At the rate these albums have been coming out, I need to either invent a time machine so I can go back to 1983 and learn to love thrash, or stick my head in the sand for another three years until a new trend is established. The number of thrash albums hitting these days is astounding, considering how the genre was all but dead until The Big 4 came out of hibernation. It's great news for adrenaline starved fans, because nothing can pump the blood like good ol' thrash can, but it's slightly less inviting for people like me who have never been filled to the brim with youthful bile.
“Destroy And Dominate”, the first real song on the album, eases its way into a gallop.

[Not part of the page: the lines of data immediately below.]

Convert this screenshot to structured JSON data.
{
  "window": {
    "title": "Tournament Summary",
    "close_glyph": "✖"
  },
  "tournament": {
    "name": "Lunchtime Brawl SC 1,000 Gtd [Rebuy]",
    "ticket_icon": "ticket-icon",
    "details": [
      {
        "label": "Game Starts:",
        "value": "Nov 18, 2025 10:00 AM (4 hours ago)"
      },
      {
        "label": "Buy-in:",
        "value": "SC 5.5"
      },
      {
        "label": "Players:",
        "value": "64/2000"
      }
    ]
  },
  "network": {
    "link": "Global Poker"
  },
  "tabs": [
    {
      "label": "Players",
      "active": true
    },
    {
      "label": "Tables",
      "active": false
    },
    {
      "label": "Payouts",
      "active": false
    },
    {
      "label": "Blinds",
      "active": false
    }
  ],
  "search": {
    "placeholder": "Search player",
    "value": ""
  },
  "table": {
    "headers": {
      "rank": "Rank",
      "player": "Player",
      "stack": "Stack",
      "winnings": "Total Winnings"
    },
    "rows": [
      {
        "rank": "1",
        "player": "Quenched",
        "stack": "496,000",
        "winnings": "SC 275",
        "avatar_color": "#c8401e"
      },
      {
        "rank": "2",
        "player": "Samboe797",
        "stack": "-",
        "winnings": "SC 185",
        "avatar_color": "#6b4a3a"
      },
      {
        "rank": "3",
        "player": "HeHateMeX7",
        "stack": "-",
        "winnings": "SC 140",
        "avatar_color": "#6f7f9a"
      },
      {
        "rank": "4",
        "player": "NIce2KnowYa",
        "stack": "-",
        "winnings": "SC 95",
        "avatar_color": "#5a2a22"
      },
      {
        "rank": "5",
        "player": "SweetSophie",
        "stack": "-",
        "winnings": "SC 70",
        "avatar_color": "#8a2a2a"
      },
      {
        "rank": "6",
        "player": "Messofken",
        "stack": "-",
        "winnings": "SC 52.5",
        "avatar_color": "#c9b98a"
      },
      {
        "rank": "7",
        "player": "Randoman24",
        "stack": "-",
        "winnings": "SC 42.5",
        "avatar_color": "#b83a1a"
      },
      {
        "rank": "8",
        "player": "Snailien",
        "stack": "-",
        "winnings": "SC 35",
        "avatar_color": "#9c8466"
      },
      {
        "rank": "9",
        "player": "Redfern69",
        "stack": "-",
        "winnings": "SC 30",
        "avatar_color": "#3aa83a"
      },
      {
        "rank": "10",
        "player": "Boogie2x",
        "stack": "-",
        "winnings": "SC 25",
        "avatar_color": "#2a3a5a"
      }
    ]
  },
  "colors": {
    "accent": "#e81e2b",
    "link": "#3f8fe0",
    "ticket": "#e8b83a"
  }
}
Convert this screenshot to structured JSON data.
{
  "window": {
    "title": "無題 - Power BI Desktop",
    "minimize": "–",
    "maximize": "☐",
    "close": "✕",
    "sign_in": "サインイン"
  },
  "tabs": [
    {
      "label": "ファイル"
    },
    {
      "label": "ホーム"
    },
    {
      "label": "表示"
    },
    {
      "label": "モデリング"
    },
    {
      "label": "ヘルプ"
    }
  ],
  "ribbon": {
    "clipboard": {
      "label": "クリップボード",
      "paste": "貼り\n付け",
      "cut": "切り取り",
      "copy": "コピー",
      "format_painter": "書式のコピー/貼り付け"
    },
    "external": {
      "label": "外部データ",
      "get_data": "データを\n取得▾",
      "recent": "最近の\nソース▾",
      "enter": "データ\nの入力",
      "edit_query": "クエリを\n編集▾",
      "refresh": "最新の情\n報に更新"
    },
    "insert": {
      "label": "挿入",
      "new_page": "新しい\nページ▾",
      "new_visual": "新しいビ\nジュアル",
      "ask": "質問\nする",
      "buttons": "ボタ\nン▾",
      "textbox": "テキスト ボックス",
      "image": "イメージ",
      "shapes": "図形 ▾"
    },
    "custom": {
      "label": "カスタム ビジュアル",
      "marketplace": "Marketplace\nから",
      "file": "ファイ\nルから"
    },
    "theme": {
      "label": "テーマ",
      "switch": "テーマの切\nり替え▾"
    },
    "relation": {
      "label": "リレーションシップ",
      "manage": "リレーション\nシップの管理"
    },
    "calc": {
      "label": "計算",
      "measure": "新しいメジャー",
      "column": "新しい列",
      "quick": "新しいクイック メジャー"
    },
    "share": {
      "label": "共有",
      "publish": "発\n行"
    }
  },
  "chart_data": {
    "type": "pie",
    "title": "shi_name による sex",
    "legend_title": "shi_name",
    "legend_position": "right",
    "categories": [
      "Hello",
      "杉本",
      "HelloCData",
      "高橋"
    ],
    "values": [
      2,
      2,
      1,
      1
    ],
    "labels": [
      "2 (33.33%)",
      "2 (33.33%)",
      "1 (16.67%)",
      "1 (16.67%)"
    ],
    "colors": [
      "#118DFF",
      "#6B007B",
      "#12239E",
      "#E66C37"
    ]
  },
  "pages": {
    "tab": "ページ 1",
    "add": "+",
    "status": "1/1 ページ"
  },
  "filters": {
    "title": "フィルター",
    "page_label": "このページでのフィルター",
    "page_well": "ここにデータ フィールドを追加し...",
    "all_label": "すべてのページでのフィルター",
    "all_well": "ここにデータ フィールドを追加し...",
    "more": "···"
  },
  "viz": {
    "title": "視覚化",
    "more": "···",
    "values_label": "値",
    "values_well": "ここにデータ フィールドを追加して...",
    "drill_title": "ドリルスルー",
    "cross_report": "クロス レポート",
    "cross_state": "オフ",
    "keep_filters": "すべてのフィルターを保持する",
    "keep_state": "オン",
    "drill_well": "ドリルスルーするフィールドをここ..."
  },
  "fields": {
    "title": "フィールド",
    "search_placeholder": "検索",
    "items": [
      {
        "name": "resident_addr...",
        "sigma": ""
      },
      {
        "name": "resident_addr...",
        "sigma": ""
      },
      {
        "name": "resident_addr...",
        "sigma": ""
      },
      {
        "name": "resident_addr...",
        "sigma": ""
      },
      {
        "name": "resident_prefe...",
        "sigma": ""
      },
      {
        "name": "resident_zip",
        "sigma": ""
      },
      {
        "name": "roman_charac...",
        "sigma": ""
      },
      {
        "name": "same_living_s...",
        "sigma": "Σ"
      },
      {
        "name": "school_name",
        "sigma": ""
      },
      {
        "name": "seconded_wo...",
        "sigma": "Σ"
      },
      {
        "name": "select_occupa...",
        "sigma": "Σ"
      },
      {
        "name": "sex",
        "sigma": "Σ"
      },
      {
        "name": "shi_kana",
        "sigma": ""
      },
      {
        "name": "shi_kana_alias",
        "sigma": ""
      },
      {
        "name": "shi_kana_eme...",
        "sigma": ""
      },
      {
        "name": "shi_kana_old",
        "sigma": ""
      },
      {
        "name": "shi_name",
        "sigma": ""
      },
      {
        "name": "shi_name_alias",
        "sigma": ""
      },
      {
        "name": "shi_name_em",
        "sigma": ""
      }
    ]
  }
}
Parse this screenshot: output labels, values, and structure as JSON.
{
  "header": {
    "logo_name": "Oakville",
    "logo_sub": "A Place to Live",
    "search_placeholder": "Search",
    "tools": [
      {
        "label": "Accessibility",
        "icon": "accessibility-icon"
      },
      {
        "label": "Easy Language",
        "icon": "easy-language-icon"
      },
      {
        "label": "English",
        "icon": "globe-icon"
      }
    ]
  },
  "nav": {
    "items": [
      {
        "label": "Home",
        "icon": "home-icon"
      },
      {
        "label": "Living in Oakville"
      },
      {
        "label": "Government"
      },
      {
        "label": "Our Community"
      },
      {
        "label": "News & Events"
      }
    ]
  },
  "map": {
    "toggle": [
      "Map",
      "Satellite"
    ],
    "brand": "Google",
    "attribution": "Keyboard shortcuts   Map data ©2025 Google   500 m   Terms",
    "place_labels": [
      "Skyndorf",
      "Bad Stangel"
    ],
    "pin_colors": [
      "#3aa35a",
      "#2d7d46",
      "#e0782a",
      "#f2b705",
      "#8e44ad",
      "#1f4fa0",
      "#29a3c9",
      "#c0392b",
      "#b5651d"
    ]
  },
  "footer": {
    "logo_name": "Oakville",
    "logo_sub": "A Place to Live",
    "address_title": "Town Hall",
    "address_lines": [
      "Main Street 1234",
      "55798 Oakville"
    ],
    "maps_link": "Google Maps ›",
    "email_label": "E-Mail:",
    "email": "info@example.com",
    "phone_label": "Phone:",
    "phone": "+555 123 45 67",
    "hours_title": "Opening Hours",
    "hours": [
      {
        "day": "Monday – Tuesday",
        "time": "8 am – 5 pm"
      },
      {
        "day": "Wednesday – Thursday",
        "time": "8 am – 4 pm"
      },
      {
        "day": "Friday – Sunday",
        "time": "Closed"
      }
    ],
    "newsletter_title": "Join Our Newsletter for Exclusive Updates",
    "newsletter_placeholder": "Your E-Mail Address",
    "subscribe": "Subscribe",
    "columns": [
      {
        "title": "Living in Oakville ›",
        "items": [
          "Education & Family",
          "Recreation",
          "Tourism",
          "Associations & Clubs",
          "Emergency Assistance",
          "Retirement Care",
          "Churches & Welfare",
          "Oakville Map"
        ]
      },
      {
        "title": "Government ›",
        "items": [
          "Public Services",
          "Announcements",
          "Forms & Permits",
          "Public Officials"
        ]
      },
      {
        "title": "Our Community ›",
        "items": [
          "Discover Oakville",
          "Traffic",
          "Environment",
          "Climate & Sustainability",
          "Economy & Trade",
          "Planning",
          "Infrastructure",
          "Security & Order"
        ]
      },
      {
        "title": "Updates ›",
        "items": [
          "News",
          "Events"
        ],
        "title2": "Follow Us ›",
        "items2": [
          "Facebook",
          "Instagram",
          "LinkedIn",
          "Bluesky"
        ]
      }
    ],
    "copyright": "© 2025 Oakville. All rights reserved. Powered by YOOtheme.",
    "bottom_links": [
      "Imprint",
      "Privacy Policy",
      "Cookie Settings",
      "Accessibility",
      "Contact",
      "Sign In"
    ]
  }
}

With drums placed exceptionally high in the mix, there's no missing the beat. The song moves along, sounding remarkably like late-era Testament, from the slight hints of groove, to the vocals that piggy-back on Chuck Billy's patented roar. There are a few little twists of songwriting, the song never quite going where you think it's going to, that I appreciate. It helps elevate the song a bit above what the riff and vocals on their own would be.
“The Threat Of Things To Come” sounds wrong to me, as though the two guitars playing the opening riffs aren't synced up. It's a hard feeling to get over once the song gets going. There's a decent groove that gets going, and the gang vocals shouting the chorus to the song help drive the point home. But when the song slows down coming out of the solo, the barked vocals no longer work, and the song becomes tedious.
“Stick To Your Guns” ups the ante a bit, with a more standard, boiler-plate thrash approach, and a hint of melody to the vocals that make the song stand out as more memorable than the two that preceded it. At more than six minutes, it's still a touch too long, but it's a solid song all the way around. So too is “In For The Kill”, which makes the best use of the layered gang vocals of all the songs. I wouldn't quite call it a rallying cry, but the feeling is approximately apt.
The biggest problem with thrash, for people like me, is that the speed of the music makes the individual parts go by too quickly to be memorable. The songs on “Civilization Under Threat” aren't played at those sorts of tempos, but they suffer from the same problem. Over the course of an entire album, there are surprisingly few riffs that stand out. So much of the music gets lost in itself, competent when you're listening, but utterly forgettable once it's over. There isn't a single riff that will make a guitarist want to pick up his instrument and figure out what he just heard, and no vocals that will make you have to shout along.
“Civilization Under Threat” is a fine album for thrash fans, but the appeal is limited to only those who crave high-octane metal. Every song stretches its legs, and after a while, the album grows tedious. With so much material that never deviates from the blueprint, and served in such long chunks, the album takes patience not normally ascribed to thrash. For anyone who wants a bit of diversity, melody, and bits of addictive songwriting, Potential Threat SF isn't going to be for you.